They're creepy and crawly, but they're relatively harmless.
A new stinkbug that hitchhiked from Japan is causing problems for some farmers in the United States, and it looks like it could be setting its sights on Pennsylvania.
Megacopta cribraria is also known as the kudzu bug because of its appetite for the invasive Kudzu vine.
"The bad thing is after it gets done feeding on the kudzu, the next thing, the next generation usually heads towards the soybean crops," said Nancy Troyano, an entomologist with Ehrlich Rentokil in Berks County, adding that the bug has farmers worried.
The kudzu has been found in Georgia and has spread rapidly across the United States. Troyano said it's not in Pennsylvania, but it's only a matter of time.
The Japan native is stinky when squished like the ones found in Pennsylvania, but has a secret weapon all its own.
"They are a lot like the brown marmirated stink bug, but they have one additional weapon in their arsenal, which is this defensive secretion, which can cause a mild dermatitis," said Troyano.

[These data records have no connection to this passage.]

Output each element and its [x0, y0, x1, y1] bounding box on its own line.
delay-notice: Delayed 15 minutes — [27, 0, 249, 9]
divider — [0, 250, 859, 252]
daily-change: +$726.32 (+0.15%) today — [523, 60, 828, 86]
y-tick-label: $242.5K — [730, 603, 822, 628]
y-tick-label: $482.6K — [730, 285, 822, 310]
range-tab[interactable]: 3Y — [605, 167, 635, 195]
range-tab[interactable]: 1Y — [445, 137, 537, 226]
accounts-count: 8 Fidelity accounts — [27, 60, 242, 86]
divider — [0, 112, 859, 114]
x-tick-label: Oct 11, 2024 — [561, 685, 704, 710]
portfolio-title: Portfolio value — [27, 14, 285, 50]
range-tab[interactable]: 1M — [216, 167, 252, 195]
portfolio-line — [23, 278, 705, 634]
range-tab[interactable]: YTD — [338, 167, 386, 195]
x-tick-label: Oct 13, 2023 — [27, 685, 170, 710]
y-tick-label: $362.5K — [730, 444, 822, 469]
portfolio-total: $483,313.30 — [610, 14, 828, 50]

Many people said they have heard of the new stinkbug and its added threat.
"You know, it's like chess. They are trying to figure out a new system to outwit us, " said Bob Swaim.
Troyano said the kudzu doesn't bite, but handling it can give you mild blisters. She said it's unknown, if it reaches Pennsylvania, whether it will survive our colder climate, but if it does, she said treat it like any other stinkbug and put it outside.
Troyano said homeowners should seal up their windows to keep the pest at bay.
As for farmers, Troyano said they will also be preparing for the potential arrival of the kudzu. If it happens, she said it will likely be next year.